The crack occurrence is visualized in Figure 8 using the PHILSM function, i.e., a singled distance function that describes the crack surface [28].

When we compare results obtained from the two computational models using different simulations techniques T1 (quasi-static stress/displacement) and T2 (extended finite element) with the experimental values, we see percental errors of 8.6% and 14.3%. As expected, these percent errors are relatively high. This demonstrates that the used computational methods do not provide reliable results, and thus, can be considered to have a low fidelity. Despite this fact, these techniques are today used as the main techniques in standard design procedures because they are highly efficient [29,31]. To be sure, the errors can be minimized by optimizing the input parameters that imitate the real nature of the studied MDF material; however, that requires more necessary testing, like, for example, creep testing and fracture testing, to obtain those data. This means spending more time to set up experiments, more wasted material for creating samples, as well as time to collect and analyze data sets.

A better solution here is to use the help of micromechanical modelling approaches to specify material behaviour on a constituent level that is summarized in [32,54,55], and that will provide more reliable results compared with experimental ones and reduce the need for new sets of tests. More precisely, the employment of concurrent material and structural design applying multiscale models comes in since viscoelastic creep damage models and rheological behavior of MDF material are considered [56]. Here, we mean the time-dependent mechanical repose of MDF on a constant load considering the influence material´s density as well as fiber orientation, and the existence of voids and interfaces in the material microstructure.
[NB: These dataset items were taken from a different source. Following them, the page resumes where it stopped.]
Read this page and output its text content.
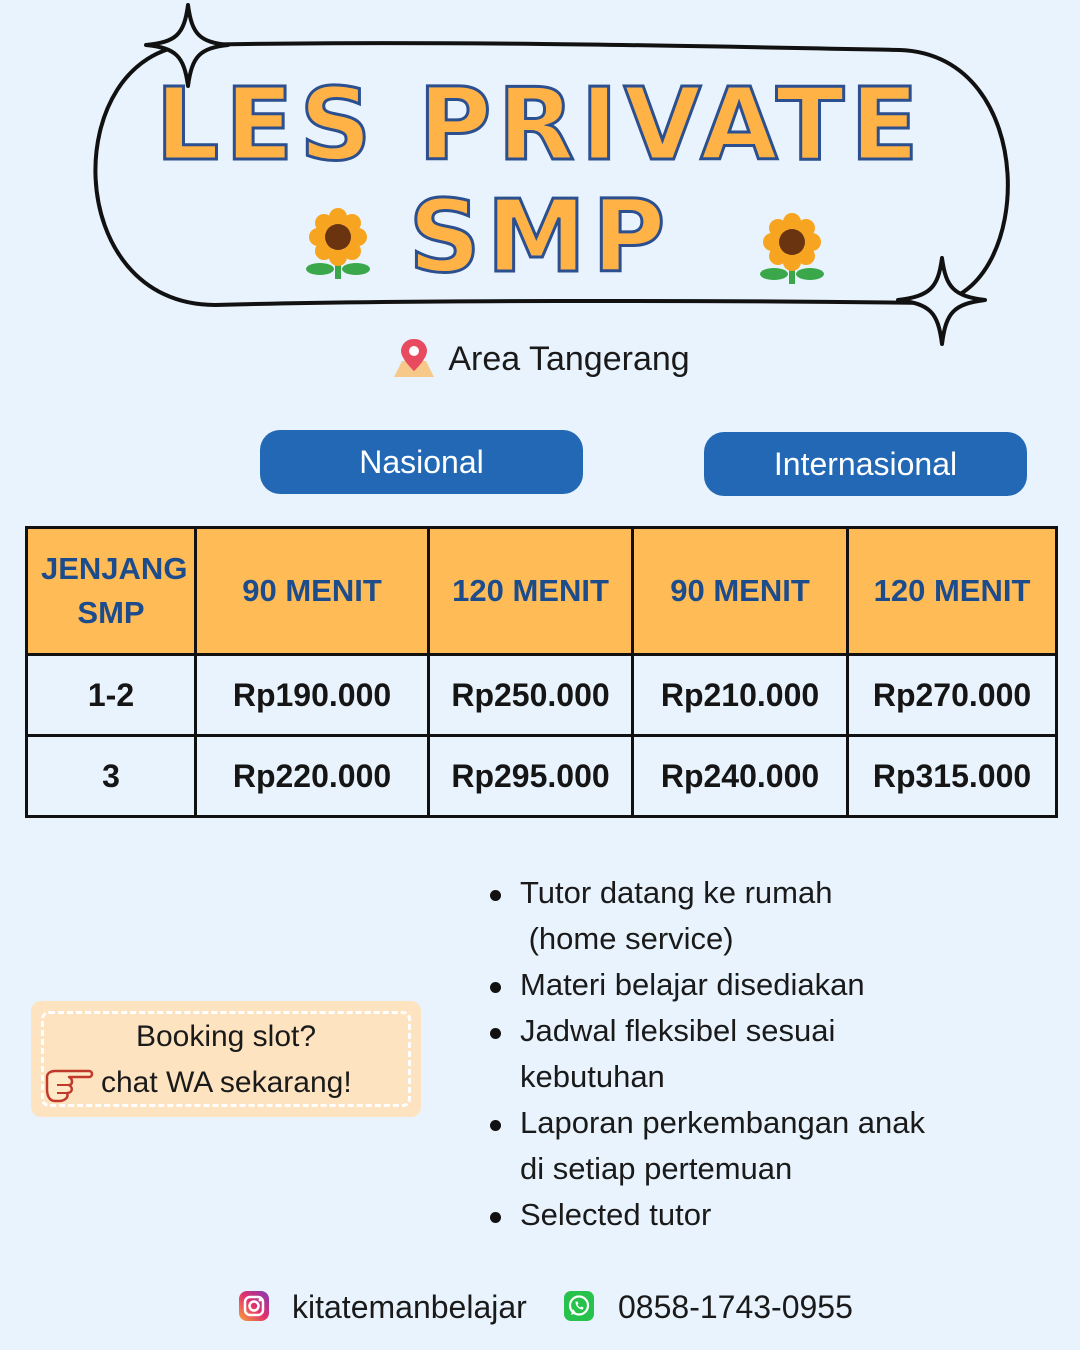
LES PRIVATE
SMP
Area Tangerang
Nasional	Internasional
JENJANG SMP	90 MENIT	120 MENIT	90 MENIT	120 MENIT
1-2	Rp190.000	Rp250.000	Rp210.000	Rp270.000
3	Rp220.000	Rp295.000	Rp240.000	Rp315.000
Tutor datang ke rumah
(home service)
Materi belajar disediakan
Jadwal fleksibel sesuai
kebutuhan
Laporan perkembangan anak
di setiap pertemuan
Selected tutor
Booking slot?
chat WA sekarang!
kitatemanbelajar	0858-1743-0955
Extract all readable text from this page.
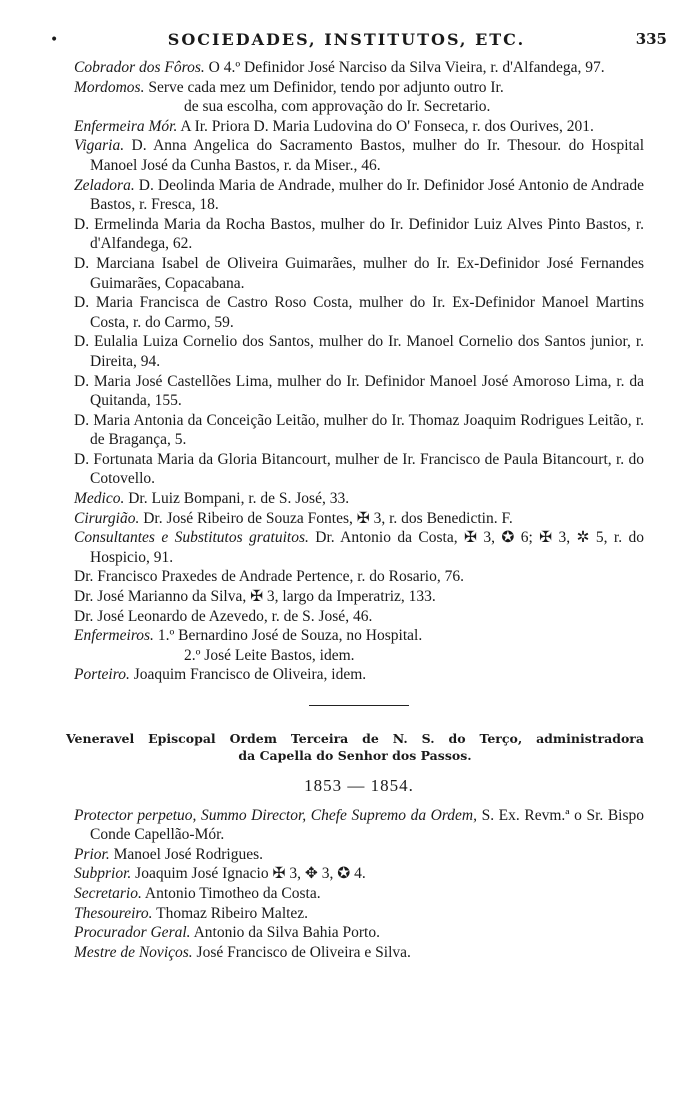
•	SOCIEDADES, INSTITUTOS, ETC.	335
Cobrador dos Fôros. O 4.º Definidor José Narciso da Silva Vieira, r. d'Alfandega, 97.
Mordomos. Serve cada mez um Definidor, tendo por adjunto outro Ir.
de sua escolha, com approvação do Ir. Secretario.
Enfermeira Mór. A Ir. Priora D. Maria Ludovina do O' Fonseca, r. dos Ourives, 201.
Vigaria. D. Anna Angelica do Sacramento Bastos, mulher do Ir. Thesour. do Hospital Manoel José da Cunha Bastos, r. da Miser., 46.
Zeladora. D. Deolinda Maria de Andrade, mulher do Ir. Definidor José Antonio de Andrade Bastos, r. Fresca, 18.
D. Ermelinda Maria da Rocha Bastos, mulher do Ir. Definidor Luiz Alves Pinto Bastos, r. d'Alfandega, 62.
D. Marciana Isabel de Oliveira Guimarães, mulher do Ir. Ex-Definidor José Fernandes Guimarães, Copacabana.
D. Maria Francisca de Castro Roso Costa, mulher do Ir. Ex-Definidor Manoel Martins Costa, r. do Carmo, 59.
D. Eulalia Luiza Cornelio dos Santos, mulher do Ir. Manoel Cornelio dos Santos junior, r. Direita, 94.
D. Maria José Castellões Lima, mulher do Ir. Definidor Manoel José Amoroso Lima, r. da Quitanda, 155.
D. Maria Antonia da Conceição Leitão, mulher do Ir. Thomaz Joaquim Rodrigues Leitão, r. de Bragança, 5.
D. Fortunata Maria da Gloria Bitancourt, mulher de Ir. Francisco de Paula Bitancourt, r. do Cotovello.
Medico. Dr. Luiz Bompani, r. de S. José, 33.
Cirurgião. Dr. José Ribeiro de Souza Fontes, ✠ 3, r. dos Benedictin. F.
Consultantes e Substitutos gratuitos. Dr. Antonio da Costa, ✠ 3, ✪ 6; ✠ 3, ✲ 5, r. do Hospicio, 91.
Dr. Francisco Praxedes de Andrade Pertence, r. do Rosario, 76.
Dr. José Marianno da Silva, ✠ 3, largo da Imperatriz, 133.
Dr. José Leonardo de Azevedo, r. de S. José, 46.
Enfermeiros. 1.º Bernardino José de Souza, no Hospital.
2.º José Leite Bastos, idem.
Porteiro. Joaquim Francisco de Oliveira, idem.
Veneravel Episcopal Ordem Terceira de N. S. do Terço, administradora
da Capella do Senhor dos Passos.
1853 — 1854.
Protector perpetuo, Summo Director, Chefe Supremo da Ordem, S. Ex. Revm.ª o Sr. Bispo Conde Capellão-Mór.
Prior. Manoel José Rodrigues.
Subprior. Joaquim José Ignacio ✠ 3, ✥ 3, ✪ 4.
Secretario. Antonio Timotheo da Costa.
Thesoureiro. Thomaz Ribeiro Maltez.
Procurador Geral. Antonio da Silva Bahia Porto.
Mestre de Noviços. José Francisco de Oliveira e Silva.
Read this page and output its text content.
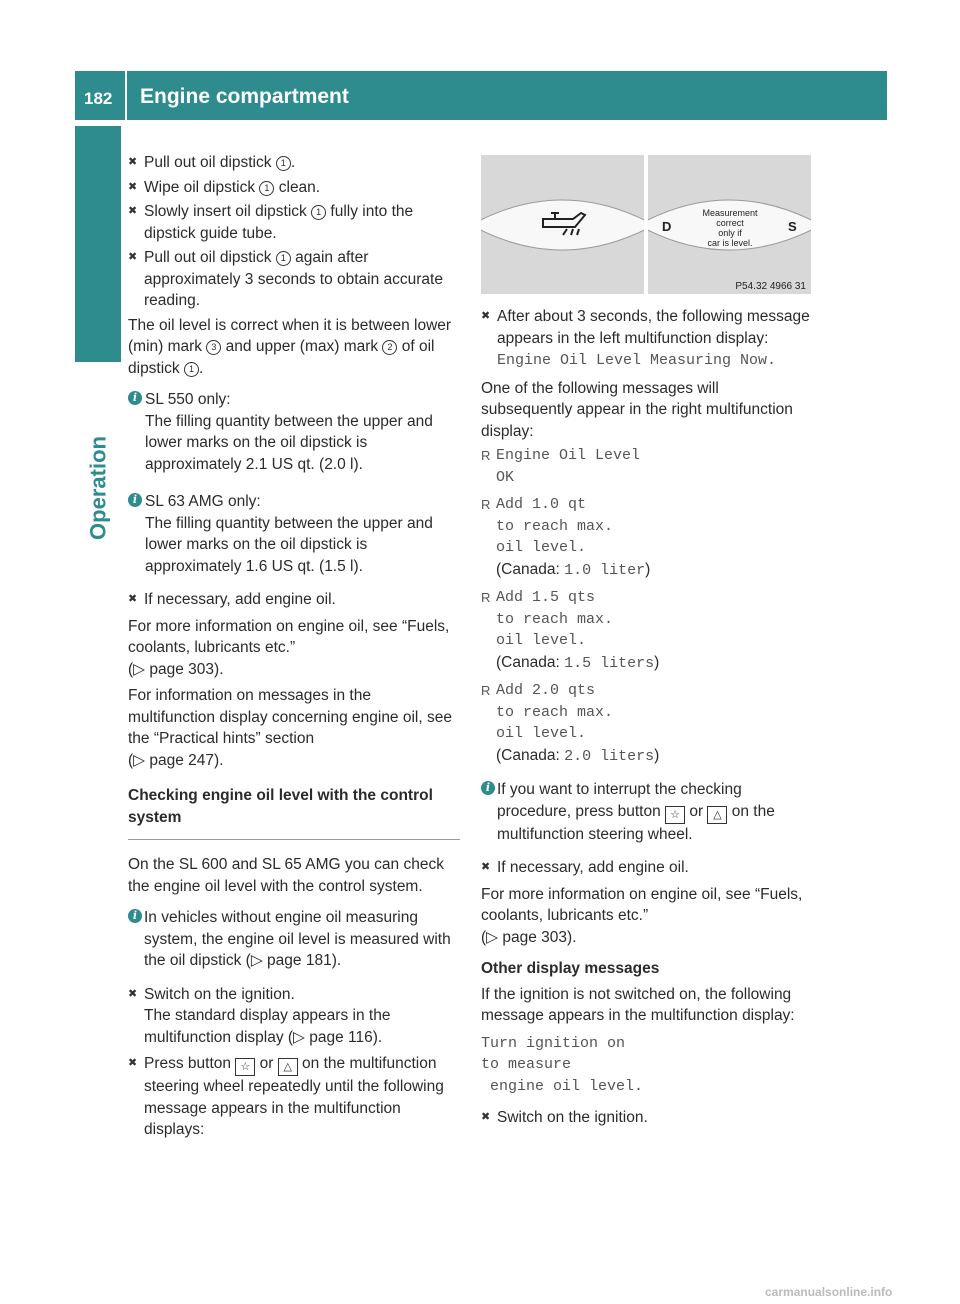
182 Engine compartment
Operation
✖ Pull out oil dipstick 1 .
✖ Wipe oil dipstick 1 clean.
✖ Slowly insert oil dipstick 1 fully into the dipstick guide tube.
✖ Pull out oil dipstick 1 again after approximately 3 seconds to obtain accurate reading.

The oil level is correct when it is between lower (min) mark 3 and upper (max) mark 2 of oil dipstick 1 .

i SL 550 only:
The filling quantity between the upper and lower marks on the oil dipstick is approximately 2.1 US qt. (2.0 l).
i SL 63 AMG only:
The filling quantity between the upper and lower marks on the oil dipstick is approximately 1.6 US qt. (1.5 l).
✖ If necessary, add engine oil.

For more information on engine oil, see “Fuels, coolants, lubricants etc.”
(▷ page 303).

For information on messages in the multifunction display concerning engine oil, see the “Practical hints” section
(▷ page 247).

Checking engine oil level with the control system

On the SL 600 and SL 65 AMG you can check the engine oil level with the control system.

i In vehicles without engine oil measuring system, the engine oil level is measured with the oil dipstick (▷ page 181).
✖ Switch on the ignition.
The standard display appears in the multifunction display (▷ page 116).
✖ Press button ☆ or △ on the multifunction steering wheel repeatedly until the following message appears in the multifunction displays:
D	S
Measurement
correct
only if
car is level.
P54.32 4966 31
✖ After about 3 seconds, the following message appears in the left multifunction display: Engine Oil Level Measuring Now.

One of the following messages will subsequently appear in the right multifunction display:

R Engine Oil Level
OK
R Add 1.0 qt
to reach max.
oil level.
(Canada: 1.0 liter)
R Add 1.5 qts
to reach max.
oil level.
(Canada: 1.5 liters)
R Add 2.0 qts
to reach max.
oil level.
(Canada: 2.0 liters)
i If you want to interrupt the checking procedure, press button ☆ or △ on the multifunction steering wheel.
✖ If necessary, add engine oil.

For more information on engine oil, see “Fuels, coolants, lubricants etc.”
(▷ page 303).

Other display messages

If the ignition is not switched on, the following message appears in the multifunction display:

Turn ignition on
to measure
engine oil level.
✖ Switch on the ignition.
carmanualsonline.info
More importantly, the macroscale computational techniques used in this work do not take into consideration the very significant dependence of mechanical properties on the moisture and temperature. This, as demonstrated in this work, should be included in the computations to precisely predict mechanical material characteristics such as strength, toughness and elasticity as well as to predict the damage mechanism of the panel product.

4. Conclusions

The results obtained in this study showed that, due to the lower hygroscopicity of Medite Tricoya^® samples, they absorbed less moisture and became more dimensionally stable even at the highest humidity condition. This MDF type can also retain its IB strength after an accelerated aging test. However, IB strength, MOE_stat and MOR_stat were reduced from dry to humid conditions. At the highest humid condition (85% RH), strength and stiffness values did not differ significantly between parallel and perpendicular samples. In addition, multiple regression models were developed from MOE_dyn and RH to predict the strength and stiffness of Medite Tricoya^® MDF. In both parallel and perpendicular directions, highly significant relationships were observed. Developed models could predict the MOE_stat and MOR_stat values of Medite Tricoya^® MDF samples at any humid conditions, which produced an excellent fit to the measured values. This experimental outcome could ensure reliable and safe predictions of Medite’s Tricoya^® MDF strength and stiffness properties for intended end uses.

This study also showed that employing macroscale computational modelling approaches that are nowadays broadly used in engineering practice, such as quasi-static stress/displacement (T1) and extended finite element (T2) techniques, are not sufficient to obtain reliable results for MDF. These modelling methods are highly efficient and fast, but low in fidelity. Therefore, in future work, it is necessary to employ more precise multiscale models to secure more efficient material and structure design approaches. Additionally, multiscale models will reduce the necessity to set up new testing whenever we need to change the components proportion or component material in composite material.